Unfortunately it would also reveal to customers that there are fake reviews, causing them to lose confidence in and lessen the value of reviews. They may then read reviews and subconsciously be evaluating if the comment is fake, not if the product is a good buy.

If you hid the "Irrelevant Review" button under a dropdown it might work better, since it wouldn't be there as a constant reminder.

3 comments

They do this - Was this comment helpful? Click no and you can report it along with a brief message. It's either ineffective or doesn't do anything at all, can't tell.
"not helpful" and "looks fake" are not the same.

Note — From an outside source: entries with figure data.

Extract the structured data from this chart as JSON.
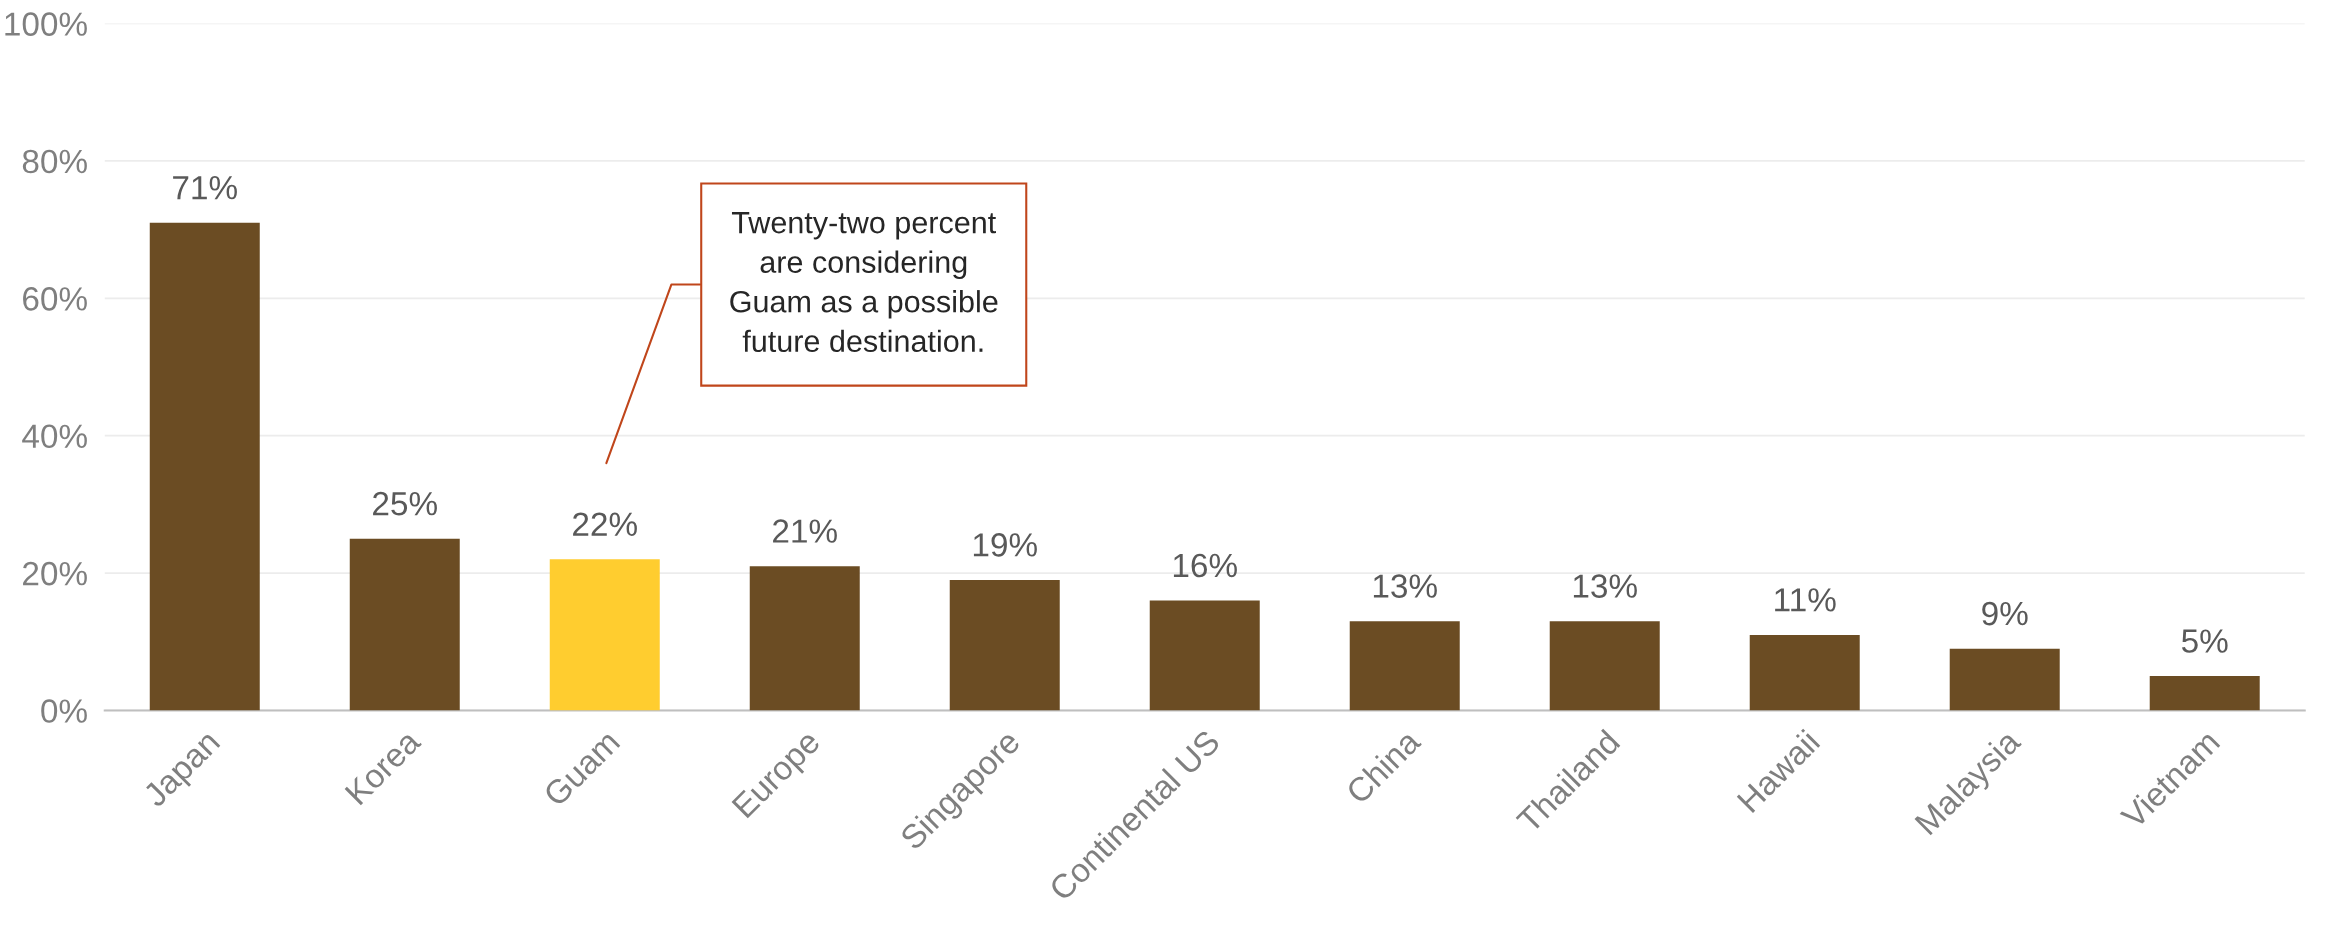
{
  "chart_data": {
    "type": "bar",
    "categories": [
      "Japan",
      "Korea",
      "Guam",
      "Europe",
      "Singapore",
      "Continental US",
      "China",
      "Thailand",
      "Hawaii",
      "Malaysia",
      "Vietnam"
    ],
    "values": [
      71,
      25,
      22,
      21,
      19,
      16,
      13,
      13,
      11,
      9,
      5
    ],
    "colors": [
      "#6b4c23",
      "#6b4c23",
      "#ffcd2f",
      "#6b4c23",
      "#6b4c23",
      "#6b4c23",
      "#6b4c23",
      "#6b4c23",
      "#6b4c23",
      "#6b4c23",
      "#6b4c23"
    ],
    "ylim": [
      0,
      100
    ],
    "yticks": [
      {
        "value": 0,
        "label": "0%"
      },
      {
        "value": 20,
        "label": "20%"
      },
      {
        "value": 40,
        "label": "40%"
      },
      {
        "value": 60,
        "label": "60%"
      },
      {
        "value": 80,
        "label": "80%"
      },
      {
        "value": 100,
        "label": "100%"
      }
    ],
    "value_labels": [
      "71%",
      "25%",
      "22%",
      "21%",
      "19%",
      "16%",
      "13%",
      "13%",
      "11%",
      "9%",
      "5%"
    ],
    "grid": "y",
    "annotations": [
      "Twenty-two percent\nare considering\nGuam as a possible\nfuture destination."
    ]
  }
}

A review can be not helpful for many reasons, including:

* one or more incorrect facts

* goes on and on about one minor point while ignoring major stuff

* too brief

* reveals spoiler without a warning

Etc.

Reviews are sorted, by default, by how helpful they are rated.
The effectiveness of reviews is predicated on the population of 'helpful' reviewers being greater than the population of spam reviewers after some level of filtering.

It's unclear if a crowdsourced flag would tip the balance of helpful vs spam in any useful way for categories where there's already a unhelpful level of spam.

You could have a reputation system where vote weight is gained for correct identification of upvoted bogus reviews. Then your spammers are forced to fight each other in order to upvote their own spam. Start everyones voting weight at zero until they've spent $x.
Would it really reveal the existence of fake reviews? How many people are unaware of them? Sure non tech-savvy people maybe, but those people are aging rapidly. Amazon needs to get ahead of this problem, because if the end result is that their rankings are shit, that will be much much worse for them in the long run.